Protections for Plan Participants

The new safe harbor includes a variety of protections for covered individuals, including:

  • Right to Paper. Covered individuals can request paper copies of specific documents, or globally opt out of electronic delivery entirely, at any time, free of charge.
  • Initial Notification. Covered individuals must be furnished an initial notification, on paper, that the way they currently receive retirement plan disclosures (e.g., paper delivery in the US mail) is changing. The notice must inform them of the new electronic delivery method, the electronic address that will be used, and the right to opt out if they prefer paper disclosures, among other things. The notice must be given to them before the plan may use the new safe harbor.
  • Notifications of Internet Availability. Covered individuals generally must be furnished a notice of internet availability (NOIA) each time a new covered document is made available for review on the internet website.
    • To avoid “notice overload,” the final rule permits an annual NOIA to include information about multiple covered documents, instead of multiple NOIAs throughout the year.
    • The NOIA must briefly describe or identify the covered document that is being posted online, include an address or hyperlink to the website, and inform the covered individual of the right to request paper copies or to opt out of electronic delivery altogether.
    • The NOIA must be concise, understandable, and contain only specified information.
  • Website Retention. Covered documents must remain on an internet website until superseded by a subsequent version, but in no event for less than one year.
  • System Check for Invalid Electronic Addresses. Plan administrators must ensure that the electronic delivery system is designed to alert them if a participant’s electronic address is invalid or inoperable. In that case, the administrator must attempt to promptly cure the problem, or treat the participant as opting out of electronic delivery.
  • System Check at Termination of Employment. When someone leaves their job, the plan administrator must take steps to ensure the continued accuracy and operability of the person’s employer-provided electronic address.

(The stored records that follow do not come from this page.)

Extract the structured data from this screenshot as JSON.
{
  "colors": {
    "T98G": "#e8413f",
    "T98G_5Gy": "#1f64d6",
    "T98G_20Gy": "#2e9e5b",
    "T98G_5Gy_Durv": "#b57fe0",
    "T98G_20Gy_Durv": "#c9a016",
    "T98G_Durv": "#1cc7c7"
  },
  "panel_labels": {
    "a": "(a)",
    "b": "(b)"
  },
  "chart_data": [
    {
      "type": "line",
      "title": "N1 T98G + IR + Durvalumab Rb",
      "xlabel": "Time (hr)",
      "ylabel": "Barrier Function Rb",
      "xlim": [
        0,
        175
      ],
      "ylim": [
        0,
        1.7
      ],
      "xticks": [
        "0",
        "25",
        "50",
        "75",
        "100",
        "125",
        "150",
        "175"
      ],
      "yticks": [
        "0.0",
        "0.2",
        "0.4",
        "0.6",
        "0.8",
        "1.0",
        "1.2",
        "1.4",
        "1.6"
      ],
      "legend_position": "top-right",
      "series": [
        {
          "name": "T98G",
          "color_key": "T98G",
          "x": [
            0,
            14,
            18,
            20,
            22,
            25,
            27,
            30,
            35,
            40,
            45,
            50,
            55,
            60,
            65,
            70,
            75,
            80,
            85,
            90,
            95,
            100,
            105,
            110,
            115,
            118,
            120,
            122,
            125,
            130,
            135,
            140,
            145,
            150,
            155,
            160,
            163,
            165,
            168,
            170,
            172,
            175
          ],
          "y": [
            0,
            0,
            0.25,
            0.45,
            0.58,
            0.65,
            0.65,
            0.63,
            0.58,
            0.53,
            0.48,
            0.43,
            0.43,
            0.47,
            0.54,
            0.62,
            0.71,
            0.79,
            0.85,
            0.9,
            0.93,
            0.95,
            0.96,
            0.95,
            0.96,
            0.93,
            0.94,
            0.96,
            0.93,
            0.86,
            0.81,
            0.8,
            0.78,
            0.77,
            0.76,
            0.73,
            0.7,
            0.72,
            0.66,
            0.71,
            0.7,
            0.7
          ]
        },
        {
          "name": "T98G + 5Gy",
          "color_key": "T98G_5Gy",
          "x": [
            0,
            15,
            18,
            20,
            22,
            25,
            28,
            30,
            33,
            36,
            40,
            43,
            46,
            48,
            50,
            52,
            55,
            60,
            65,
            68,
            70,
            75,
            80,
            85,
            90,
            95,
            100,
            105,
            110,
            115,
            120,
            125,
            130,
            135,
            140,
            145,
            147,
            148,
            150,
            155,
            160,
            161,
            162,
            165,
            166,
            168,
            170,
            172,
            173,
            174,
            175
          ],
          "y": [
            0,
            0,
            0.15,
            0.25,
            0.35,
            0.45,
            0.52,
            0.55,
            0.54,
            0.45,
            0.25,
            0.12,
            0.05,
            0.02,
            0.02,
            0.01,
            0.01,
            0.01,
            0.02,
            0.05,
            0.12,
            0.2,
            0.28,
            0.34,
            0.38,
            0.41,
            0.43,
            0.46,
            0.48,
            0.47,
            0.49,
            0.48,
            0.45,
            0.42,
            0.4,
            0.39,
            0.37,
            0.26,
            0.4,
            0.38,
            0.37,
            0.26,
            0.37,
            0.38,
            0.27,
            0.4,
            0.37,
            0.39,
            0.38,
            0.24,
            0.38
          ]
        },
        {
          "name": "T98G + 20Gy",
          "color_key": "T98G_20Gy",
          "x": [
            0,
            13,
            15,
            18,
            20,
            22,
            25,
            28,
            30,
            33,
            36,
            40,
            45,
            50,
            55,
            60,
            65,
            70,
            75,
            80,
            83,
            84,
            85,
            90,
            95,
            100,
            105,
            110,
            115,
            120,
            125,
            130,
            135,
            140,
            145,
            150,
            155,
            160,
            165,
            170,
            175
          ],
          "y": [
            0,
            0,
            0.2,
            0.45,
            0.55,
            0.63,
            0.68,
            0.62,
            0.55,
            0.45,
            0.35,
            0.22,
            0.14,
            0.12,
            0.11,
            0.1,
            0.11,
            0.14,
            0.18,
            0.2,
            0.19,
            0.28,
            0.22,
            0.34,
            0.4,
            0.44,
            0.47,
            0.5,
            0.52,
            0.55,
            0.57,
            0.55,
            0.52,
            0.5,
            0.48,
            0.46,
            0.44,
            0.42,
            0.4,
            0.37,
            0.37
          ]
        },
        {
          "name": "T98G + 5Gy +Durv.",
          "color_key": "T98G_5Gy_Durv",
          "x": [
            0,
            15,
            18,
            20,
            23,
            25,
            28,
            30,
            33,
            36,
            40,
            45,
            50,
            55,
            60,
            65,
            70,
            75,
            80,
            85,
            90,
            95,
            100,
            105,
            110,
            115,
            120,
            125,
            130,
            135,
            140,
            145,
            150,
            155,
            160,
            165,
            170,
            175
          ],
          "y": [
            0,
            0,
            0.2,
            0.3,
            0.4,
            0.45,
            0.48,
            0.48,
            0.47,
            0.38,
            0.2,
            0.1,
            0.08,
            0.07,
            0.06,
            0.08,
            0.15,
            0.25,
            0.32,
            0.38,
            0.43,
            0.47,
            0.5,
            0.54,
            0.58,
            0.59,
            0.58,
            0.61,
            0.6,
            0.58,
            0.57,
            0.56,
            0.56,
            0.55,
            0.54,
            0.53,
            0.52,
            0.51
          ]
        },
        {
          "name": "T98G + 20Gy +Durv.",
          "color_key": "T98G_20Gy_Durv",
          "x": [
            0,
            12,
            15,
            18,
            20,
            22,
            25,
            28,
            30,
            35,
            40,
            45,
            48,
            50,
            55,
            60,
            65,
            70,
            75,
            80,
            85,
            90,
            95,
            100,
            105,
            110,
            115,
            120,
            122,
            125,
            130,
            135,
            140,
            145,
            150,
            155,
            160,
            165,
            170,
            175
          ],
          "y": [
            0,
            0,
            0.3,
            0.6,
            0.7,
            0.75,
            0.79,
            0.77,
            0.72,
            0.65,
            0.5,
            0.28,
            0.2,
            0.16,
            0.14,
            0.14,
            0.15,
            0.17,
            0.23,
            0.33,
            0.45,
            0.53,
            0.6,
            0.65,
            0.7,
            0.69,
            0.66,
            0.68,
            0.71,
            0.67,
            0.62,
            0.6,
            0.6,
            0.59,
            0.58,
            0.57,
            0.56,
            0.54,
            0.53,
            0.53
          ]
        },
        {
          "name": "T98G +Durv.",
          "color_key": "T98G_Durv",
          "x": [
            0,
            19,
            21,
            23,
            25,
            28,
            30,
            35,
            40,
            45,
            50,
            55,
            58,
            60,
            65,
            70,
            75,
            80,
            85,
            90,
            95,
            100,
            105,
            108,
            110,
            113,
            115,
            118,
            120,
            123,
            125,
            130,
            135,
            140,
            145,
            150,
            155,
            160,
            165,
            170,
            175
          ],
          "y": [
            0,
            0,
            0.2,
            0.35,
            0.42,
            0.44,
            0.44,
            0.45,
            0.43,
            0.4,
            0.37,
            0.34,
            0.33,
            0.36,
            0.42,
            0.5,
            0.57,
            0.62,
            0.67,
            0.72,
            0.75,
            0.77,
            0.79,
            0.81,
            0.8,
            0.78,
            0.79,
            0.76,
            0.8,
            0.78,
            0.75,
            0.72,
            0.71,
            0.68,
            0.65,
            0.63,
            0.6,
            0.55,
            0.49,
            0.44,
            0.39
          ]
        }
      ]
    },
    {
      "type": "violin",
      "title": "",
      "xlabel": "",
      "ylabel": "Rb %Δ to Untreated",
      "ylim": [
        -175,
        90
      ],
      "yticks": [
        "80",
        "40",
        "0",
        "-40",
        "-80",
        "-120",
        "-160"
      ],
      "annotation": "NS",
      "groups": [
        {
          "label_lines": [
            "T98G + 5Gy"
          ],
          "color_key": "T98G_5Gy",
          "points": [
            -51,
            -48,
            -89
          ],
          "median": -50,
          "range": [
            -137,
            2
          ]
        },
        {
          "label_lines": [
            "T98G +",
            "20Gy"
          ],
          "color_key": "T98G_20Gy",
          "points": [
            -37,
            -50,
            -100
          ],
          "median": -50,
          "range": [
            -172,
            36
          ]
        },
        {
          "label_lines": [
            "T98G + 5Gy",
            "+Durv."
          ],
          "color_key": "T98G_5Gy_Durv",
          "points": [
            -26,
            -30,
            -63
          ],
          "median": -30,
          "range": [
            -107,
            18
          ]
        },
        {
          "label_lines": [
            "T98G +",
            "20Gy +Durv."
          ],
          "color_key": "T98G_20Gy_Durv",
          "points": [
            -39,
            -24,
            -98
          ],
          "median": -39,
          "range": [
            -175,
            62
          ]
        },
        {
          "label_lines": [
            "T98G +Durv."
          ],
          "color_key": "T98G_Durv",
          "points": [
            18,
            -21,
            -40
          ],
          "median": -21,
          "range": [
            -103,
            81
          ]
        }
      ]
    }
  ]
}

Effective Date & Immediate Availability

The new safe harbor is effective 60 days after its publication in the Federal Register. However, the Department, as an enforcement policy, will not take any enforcement action against a plan administrator that relies on this safe harbor before that date. The Department’s decision to provide this non-enforcement policy supports the Federal government’s broader effort to respond to COVID-19. The Department understands the far-reaching effects of COVID-19, and the non-enforcement policy provides flexibility and may reduce administrative burden on employers and pension plan service providers during this unprecedented time.


  1. Pew Research Center, “10% of Americans don’t use the internet. Who are they?” (Apr. 22, 2019).
  2. Peter Swire and DeBrae Kennedy-May, “Delivering ERISA Disclosure for Defined Contribution Plans: Why the Time has Come to Prefer Electronic Delivery – 2018 Update,” (April 2018).
  3. “Types of Internet Subscriptions by Selected Characteristics,” U.S. Census Bureau American Community Survey 1-Year Estimates (Table S2802) (2017).